Publié le 18 octobre 2009 à 13h42
Mis à jour le 12 mars 2010 à 00h19

Les couples mariés ou pacsés bénéficient aujourd’hui d’une exonération totale de droits de succession.

Ils utilisent donc l’assurance vie pour réaliser d’autres objectifs comme celui de compléter sa retraite. L’assurance vie reste un instrument incontournable pour transmettre un capital et des intérêts sans droits de succession à une tierce personne. Les sommes placées dans un contrat échappent aux règles classiques de la taxation du patrimoine transmis car elles ne font plus partie de la succession du souscripteur. Mais il y a une limite posée par le Code des assurances qui précise que les sommes versées dans le contrat ne doivent pas être manifestement exagérées.

Que signifie manifestement exagérées ? Le Code des assurances s’est bien gardé de le préciser. Il dit seulement « manifestement exagérée eu égard aux facultés du souscripteur ». Il s’agit des facultés financières. Et quand des textes de loi laissent place à des interprétations, c’est au juge d’apporter son appréciation.

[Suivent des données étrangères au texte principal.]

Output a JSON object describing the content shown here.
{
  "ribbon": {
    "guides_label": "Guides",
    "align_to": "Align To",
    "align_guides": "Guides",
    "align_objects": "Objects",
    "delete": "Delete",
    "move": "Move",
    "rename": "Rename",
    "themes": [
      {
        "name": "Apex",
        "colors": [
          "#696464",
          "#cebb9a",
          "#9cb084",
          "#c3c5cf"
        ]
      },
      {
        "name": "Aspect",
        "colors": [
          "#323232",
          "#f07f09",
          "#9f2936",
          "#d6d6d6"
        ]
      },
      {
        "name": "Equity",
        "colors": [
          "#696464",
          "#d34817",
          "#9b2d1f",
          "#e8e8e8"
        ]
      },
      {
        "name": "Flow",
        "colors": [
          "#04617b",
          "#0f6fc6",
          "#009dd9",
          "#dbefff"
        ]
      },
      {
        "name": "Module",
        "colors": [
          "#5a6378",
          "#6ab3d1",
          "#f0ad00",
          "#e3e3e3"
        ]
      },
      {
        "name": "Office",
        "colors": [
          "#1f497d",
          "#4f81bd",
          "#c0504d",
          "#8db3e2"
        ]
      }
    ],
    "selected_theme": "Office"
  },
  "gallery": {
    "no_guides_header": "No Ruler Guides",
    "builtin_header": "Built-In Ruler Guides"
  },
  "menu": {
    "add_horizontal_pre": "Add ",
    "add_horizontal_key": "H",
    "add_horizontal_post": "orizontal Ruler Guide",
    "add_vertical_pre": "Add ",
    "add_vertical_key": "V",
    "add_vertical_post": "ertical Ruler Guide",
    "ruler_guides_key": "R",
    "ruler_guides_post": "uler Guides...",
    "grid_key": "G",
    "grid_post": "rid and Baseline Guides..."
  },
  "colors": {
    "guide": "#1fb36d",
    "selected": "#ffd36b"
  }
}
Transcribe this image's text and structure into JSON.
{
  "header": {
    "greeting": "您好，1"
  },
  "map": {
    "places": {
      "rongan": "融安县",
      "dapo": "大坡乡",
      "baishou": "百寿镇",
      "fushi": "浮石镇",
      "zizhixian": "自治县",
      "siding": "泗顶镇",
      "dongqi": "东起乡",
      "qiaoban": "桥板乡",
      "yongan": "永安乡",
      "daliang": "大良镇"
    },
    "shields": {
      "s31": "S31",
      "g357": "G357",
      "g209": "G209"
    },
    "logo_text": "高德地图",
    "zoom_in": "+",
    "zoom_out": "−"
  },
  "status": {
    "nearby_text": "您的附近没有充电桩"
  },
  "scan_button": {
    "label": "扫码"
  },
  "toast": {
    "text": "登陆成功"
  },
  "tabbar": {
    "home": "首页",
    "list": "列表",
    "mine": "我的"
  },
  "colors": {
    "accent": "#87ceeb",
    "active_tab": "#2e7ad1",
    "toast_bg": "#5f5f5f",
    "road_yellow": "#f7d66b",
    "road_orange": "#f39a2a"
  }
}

Il y a quatre arrêts de la Cour de cassation qui permettent de se faire tout de même une idée assez précise. Pour résumer, on doit prendre en compte l’âge du souscripteur, sa situation patrimoniale et familiale et l’utilité de l’opération. Si vous êtes très âgé ou vous savez gravement malade et que vous fassiez des versements excessifs, l’assurance vie pourra être jugée comme un moyen d’échapper à la taxation du patrimoine. Et si c’est votre seul objectif, l’administration fiscale risque de se rebiffer. Il faut manifester une intention altruiste, libérale comme disent les juristes en direction du bénéficiaire du contrat d’assurance vie. Ces facteurs, en particulier la situation patrimoniale, s’apprécient au moment de la souscription, c’est-à-dire à l’occasion du versement de la prime ou des primes et non pas au jour du décès. Si, par exemple, vous disposez de revenus confortables à la souscription, revenus qui seront moindres quand vous serez en retraite, il n’y aura rien à dire. Si vingt ans plus tard, par exemple, après la souscription, les sommes placées dans un contrat d’assurance vie représentent deux fois l’actif successoral, ce qui est beaucoup, cela ne posera pas de problème.

Il faut donc consigner par écrit, au moment de la souscription, la composition de sa famille et de son patrimoine, c’est-à-dire de ses placements et de ses revenus. Et éviter de verser une grosse prime unique, mais effectuer des versements progressifs. On appelle cela des versements programmés en veillant à conserver un revenu disponible suffisant pour vivre normalement. C’est la meilleure façon de profiter pleinement, en toute quiétude, de l’assurance vie.